Obesity and metabolic disease new drug corporations D&D Pharmatech said on the 27th that in the United States it met all key histological endpoints in phase 2 of its investigational new drug candidate for metabolic dysfunction–associated steatohepatitis (MASH), "Zabopegdutide (DD01)."
It simultaneously demonstrated improvement in liver fibrosis and resolution of MASH, and on the news, expectations for technology transfer grew, sending the company's stock to the intraday upper limit.
D&D Pharmatech is participating in the European Association for the Study of the Liver Congress 2026 (EASL Congress 2026), held in Barcelona, Spain, from today through the 30th, and disclosed the 48-week liver biopsy results from the DD01 phase 2 trial.
DD01 is a dual-acting drug that simultaneously targets the glucagon-like peptide-1 (GLP-1) and glucagon receptors.
MASH is a disease previously called nonalcoholic steatohepatitis (NASH). The condition occurs when toxic lipid molecules accumulate in the liver and, over time, cause inflammation and tissue damage. Twenty percent of patients develop cirrhosis, and in severe cases it can lead to liver cancer.
The company said the trial achieved statistical significance across the histological endpoints considered central to developing MASH treatments.
The trial was conducted at 12 sites in the United States in a randomized, double-blind, placebo-controlled design. Sixty-seven overweight or obese patients with a body mass index (BMI) of at least 25 kg/㎡ participated. Among patients with biopsy-confirmed MASH and liver fibrosis (F1–F3) who completed both baseline and week-48 biopsies, efficacy was analyzed in 35 people (19 on placebo, 16 on DD01).

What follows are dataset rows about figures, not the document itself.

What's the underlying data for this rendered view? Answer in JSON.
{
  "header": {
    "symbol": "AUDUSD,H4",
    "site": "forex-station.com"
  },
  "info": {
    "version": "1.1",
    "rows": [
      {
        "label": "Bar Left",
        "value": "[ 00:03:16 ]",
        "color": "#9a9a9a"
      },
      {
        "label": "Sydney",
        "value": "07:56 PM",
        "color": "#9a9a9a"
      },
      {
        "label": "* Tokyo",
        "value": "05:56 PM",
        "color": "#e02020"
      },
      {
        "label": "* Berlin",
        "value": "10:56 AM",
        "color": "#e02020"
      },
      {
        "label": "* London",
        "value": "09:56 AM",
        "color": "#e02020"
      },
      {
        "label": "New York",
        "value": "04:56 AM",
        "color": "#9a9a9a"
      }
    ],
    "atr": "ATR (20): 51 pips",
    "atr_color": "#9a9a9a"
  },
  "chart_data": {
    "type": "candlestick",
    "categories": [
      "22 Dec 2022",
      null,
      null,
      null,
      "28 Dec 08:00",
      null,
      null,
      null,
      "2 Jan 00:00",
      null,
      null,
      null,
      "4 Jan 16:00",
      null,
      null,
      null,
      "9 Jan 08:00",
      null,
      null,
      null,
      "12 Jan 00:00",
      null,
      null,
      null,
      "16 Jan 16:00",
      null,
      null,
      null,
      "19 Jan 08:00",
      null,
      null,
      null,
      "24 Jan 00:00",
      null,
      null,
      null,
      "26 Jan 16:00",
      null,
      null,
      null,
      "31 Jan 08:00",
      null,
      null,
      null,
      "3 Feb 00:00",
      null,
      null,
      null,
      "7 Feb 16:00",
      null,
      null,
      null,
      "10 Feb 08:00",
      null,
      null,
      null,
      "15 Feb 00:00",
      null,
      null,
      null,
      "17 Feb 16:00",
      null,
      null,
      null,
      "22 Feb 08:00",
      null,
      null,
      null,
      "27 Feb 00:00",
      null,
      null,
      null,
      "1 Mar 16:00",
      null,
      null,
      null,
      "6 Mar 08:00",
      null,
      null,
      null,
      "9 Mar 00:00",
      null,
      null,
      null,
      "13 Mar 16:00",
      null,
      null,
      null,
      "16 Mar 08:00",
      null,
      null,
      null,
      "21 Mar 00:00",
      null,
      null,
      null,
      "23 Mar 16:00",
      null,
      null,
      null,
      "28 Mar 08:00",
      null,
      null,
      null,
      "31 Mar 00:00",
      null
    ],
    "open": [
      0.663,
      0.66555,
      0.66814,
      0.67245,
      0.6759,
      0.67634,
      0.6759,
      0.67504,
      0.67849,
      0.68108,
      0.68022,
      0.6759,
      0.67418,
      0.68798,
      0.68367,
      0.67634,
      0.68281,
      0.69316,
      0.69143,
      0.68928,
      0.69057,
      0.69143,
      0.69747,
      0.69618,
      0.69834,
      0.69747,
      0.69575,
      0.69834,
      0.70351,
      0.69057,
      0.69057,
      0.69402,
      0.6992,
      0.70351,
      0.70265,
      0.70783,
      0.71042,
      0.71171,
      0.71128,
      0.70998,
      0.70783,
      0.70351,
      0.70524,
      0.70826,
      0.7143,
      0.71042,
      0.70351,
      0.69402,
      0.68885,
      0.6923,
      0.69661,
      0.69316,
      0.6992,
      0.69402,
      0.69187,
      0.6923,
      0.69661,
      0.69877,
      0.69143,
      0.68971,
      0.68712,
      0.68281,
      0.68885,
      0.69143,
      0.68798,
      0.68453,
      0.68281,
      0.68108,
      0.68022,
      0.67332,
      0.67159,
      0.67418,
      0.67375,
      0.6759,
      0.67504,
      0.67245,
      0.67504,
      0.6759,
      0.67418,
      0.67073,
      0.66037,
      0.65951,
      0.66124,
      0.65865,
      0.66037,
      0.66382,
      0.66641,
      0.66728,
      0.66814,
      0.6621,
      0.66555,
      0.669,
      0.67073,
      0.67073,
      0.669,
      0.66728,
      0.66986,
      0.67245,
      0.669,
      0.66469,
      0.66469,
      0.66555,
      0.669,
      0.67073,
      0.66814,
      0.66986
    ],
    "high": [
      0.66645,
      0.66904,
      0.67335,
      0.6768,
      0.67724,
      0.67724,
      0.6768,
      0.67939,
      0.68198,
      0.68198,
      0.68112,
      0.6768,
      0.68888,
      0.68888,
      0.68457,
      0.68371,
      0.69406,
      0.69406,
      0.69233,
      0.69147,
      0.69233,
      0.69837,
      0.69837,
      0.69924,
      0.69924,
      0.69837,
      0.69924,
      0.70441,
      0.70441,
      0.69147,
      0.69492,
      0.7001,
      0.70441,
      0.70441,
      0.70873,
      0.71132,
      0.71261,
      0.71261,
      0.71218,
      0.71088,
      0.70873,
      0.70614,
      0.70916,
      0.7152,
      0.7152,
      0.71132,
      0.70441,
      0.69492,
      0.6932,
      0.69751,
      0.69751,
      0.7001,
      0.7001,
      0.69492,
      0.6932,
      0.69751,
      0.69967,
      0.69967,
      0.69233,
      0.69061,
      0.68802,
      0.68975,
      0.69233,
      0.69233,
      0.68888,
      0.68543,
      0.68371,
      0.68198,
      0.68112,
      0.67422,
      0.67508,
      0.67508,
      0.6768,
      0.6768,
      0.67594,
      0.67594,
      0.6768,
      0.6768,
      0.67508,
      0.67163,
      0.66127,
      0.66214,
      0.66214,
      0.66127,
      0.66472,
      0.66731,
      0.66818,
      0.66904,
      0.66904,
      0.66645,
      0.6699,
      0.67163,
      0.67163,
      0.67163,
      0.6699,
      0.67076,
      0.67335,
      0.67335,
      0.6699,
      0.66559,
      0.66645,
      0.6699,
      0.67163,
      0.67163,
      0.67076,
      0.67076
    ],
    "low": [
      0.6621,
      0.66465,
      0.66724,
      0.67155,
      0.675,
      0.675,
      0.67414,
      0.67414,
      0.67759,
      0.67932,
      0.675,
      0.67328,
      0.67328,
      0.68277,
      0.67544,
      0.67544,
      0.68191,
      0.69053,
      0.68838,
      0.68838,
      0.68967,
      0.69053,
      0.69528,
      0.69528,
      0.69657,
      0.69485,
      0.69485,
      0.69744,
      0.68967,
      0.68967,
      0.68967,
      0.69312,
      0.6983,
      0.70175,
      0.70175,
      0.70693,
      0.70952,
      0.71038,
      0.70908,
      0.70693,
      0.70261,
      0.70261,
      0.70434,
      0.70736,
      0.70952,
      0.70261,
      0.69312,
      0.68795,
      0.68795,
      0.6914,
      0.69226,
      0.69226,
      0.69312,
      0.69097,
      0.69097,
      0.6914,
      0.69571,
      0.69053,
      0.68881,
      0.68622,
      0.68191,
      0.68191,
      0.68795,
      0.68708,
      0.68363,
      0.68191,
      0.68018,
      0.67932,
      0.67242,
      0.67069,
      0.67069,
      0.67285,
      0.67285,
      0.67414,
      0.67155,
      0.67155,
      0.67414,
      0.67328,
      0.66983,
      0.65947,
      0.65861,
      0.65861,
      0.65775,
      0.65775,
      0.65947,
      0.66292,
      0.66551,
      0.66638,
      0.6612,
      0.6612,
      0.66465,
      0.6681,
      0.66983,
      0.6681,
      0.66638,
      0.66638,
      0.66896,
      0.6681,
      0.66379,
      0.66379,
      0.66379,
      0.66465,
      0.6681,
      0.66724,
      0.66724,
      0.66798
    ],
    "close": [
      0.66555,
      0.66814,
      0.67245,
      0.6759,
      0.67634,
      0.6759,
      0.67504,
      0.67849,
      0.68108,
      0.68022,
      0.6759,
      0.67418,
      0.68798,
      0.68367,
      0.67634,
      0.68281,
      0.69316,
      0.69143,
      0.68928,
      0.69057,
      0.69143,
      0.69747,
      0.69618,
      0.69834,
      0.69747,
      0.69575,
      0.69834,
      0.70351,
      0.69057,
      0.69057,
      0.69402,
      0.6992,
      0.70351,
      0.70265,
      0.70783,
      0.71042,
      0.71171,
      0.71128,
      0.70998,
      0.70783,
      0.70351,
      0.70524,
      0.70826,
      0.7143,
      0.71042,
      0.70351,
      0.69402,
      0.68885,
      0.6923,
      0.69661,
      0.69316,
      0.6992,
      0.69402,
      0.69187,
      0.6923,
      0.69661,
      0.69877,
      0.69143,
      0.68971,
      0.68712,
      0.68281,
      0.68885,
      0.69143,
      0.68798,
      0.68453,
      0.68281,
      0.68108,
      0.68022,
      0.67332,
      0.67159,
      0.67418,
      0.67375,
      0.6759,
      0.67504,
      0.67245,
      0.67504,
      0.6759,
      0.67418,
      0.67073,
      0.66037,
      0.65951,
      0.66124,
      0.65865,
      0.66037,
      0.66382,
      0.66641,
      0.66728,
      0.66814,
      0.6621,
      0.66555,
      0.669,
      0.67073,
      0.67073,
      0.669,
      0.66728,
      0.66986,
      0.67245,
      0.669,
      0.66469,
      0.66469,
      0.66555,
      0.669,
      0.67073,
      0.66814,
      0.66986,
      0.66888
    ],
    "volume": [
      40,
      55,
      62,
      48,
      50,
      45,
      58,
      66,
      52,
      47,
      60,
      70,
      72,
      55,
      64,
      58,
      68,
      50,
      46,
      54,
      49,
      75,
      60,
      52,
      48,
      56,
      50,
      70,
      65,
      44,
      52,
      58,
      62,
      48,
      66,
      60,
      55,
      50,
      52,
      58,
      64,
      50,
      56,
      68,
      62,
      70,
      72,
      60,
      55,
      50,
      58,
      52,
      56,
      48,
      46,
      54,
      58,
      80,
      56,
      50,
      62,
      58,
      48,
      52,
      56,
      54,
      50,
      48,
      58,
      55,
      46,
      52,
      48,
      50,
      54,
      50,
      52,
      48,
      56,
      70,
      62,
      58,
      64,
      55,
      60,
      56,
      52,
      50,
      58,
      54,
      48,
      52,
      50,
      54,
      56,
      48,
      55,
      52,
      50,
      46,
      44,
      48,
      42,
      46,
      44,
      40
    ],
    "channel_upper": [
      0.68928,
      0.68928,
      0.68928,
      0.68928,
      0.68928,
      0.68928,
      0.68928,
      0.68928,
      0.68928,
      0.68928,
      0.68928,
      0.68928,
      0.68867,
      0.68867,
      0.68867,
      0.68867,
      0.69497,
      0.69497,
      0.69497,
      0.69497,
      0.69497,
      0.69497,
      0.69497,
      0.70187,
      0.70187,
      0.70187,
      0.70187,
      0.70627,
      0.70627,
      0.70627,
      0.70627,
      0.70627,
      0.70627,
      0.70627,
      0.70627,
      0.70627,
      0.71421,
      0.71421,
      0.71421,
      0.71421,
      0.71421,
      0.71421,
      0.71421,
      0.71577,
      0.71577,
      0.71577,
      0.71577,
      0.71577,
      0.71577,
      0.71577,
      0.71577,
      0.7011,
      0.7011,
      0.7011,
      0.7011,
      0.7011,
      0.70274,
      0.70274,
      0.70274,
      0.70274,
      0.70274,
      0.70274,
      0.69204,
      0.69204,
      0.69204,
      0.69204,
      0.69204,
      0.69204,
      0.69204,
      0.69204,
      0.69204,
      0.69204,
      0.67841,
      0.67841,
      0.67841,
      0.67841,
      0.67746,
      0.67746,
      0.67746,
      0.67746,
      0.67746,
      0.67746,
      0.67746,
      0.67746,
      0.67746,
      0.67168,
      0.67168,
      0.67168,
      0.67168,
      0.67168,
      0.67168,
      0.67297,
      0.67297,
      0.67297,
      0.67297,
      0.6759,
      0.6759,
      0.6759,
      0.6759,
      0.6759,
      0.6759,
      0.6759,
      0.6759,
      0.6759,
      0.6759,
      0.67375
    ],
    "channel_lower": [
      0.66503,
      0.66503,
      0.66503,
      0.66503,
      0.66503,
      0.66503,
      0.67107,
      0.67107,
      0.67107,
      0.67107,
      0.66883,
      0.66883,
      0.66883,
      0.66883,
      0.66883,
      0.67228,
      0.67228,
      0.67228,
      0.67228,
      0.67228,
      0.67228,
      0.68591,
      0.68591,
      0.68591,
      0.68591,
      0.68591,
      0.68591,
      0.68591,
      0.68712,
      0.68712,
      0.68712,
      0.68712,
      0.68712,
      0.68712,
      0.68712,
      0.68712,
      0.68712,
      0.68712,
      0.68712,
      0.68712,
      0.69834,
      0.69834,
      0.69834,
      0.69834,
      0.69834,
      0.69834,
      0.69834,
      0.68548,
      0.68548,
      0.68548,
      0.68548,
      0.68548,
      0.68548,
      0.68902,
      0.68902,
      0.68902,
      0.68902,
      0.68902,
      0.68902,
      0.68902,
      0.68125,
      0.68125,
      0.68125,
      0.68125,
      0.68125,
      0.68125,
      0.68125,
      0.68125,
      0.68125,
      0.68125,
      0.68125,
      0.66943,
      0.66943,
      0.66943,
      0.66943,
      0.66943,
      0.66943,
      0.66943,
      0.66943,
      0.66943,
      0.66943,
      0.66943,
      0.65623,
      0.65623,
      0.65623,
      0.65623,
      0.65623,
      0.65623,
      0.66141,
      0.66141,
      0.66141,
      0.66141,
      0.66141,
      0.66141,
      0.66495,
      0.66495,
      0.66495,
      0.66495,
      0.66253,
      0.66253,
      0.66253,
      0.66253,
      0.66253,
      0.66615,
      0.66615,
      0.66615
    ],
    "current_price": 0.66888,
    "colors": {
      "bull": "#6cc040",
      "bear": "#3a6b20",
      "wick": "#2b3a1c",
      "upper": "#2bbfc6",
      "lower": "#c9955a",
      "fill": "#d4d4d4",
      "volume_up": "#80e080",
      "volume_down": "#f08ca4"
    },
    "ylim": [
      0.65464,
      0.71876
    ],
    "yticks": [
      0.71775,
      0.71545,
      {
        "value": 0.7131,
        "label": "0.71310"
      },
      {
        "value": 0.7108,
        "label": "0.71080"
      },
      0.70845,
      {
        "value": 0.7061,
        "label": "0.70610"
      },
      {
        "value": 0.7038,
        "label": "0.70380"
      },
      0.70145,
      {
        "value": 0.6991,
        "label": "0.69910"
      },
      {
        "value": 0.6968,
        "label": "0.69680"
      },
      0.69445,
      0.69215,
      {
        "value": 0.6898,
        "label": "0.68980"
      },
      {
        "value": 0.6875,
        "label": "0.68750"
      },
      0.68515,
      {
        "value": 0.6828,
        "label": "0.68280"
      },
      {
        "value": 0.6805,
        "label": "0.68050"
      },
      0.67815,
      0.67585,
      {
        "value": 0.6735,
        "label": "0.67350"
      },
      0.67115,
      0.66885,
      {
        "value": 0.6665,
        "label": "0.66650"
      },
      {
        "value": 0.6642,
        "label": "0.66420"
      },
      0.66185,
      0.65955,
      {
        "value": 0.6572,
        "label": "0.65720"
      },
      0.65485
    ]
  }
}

As a result, first, on the "liver fibrosis improvement" endpoint that the U.S. Food and Drug Administration (FDA) regards as critical in approving MASH therapies, half (50%) of patients treated with DD01 showed improvement. The improvement rate in the placebo group was 15.8%. Put simply, about one in two patients on DD01 saw an improvement in liver scarring (fibrosis).
Another key endpoint, "MASH resolution," was also clear. In 62.5% of the DD01 group, liver inflammation and fat accumulation improved, resulting in MASH resolution. By contrast, only 5.3% in the placebo group showed the same effect. The company said, "Both endpoints delivered statistically meaningful results."
Notably, the proportion of patients who achieved both MASH resolution and a reduction in liver scarring (fibrosis improvement) reached 37.5% in the DD01 group, far higher than in the placebo group (5.3%). The company said this means it not only lowered fatty liver metrics but improved both the disease itself and liver damage.
As obesity drug classes expand into the MASH field, D&D Pharmatech is being credited with demonstrating differentiation through biopsy-based data.
The company said that even with only a two-week dose-escalation period, DD01 showed a treatment discontinuation rate similar to other GLP-1 class therapies that gradually escalate doses over more than 20 weeks.
Improvements were also confirmed in noninvasive markers. The company said the improvements seen at week 12 in MRI-PDFF, which measures liver fat content, and MRE, which assesses liver stiffness, were maintained through week 48. Safety also appeared favorable. The most common adverse events were gastrointestinal symptoms, and most were mild or moderate.
The results are also heightening expectations for global technology transfer. Currently, the only MASH therapy approved by the U.S. FDA is "Rezdiffra," approved in 2024 from Madrigal Pharmaceuticals. With the market in its early stage, competition among major drugmakers to secure pipelines is fierce.
In fact, GSK plc acquired Boston Pharmaceuticals for about $2 billion, and Switzerland's Roche acquired 89bio in a $3.5 billion deal. Novo Nordisk committed $5.2 billion to acquire Akero Therapeutics.
D&D Pharmatech has signed a consulting agreement with major U.S. investment banks (IB) and is in discussions with global pharmaceutical companies for technology transfer and strategic partnering. The company said, "These clinical results will accelerate global discussions."
Mazen Noureddin, who led the trial, said, "It is very encouraging that in less than a year at least a one-stage improvement in liver fibrosis was confirmed in half of the patients," adding, "Given the strong safety profile, it has the potential to become a next-generation treatment option for metabolic liver disease."
Chief Executive Lee Seul-gi of D&D Pharmatech said, "Despite a relatively limited number of patients, we confirmed differentiated histological improvements," and added, "Based on these data, we will actively accelerate global partnering discussions."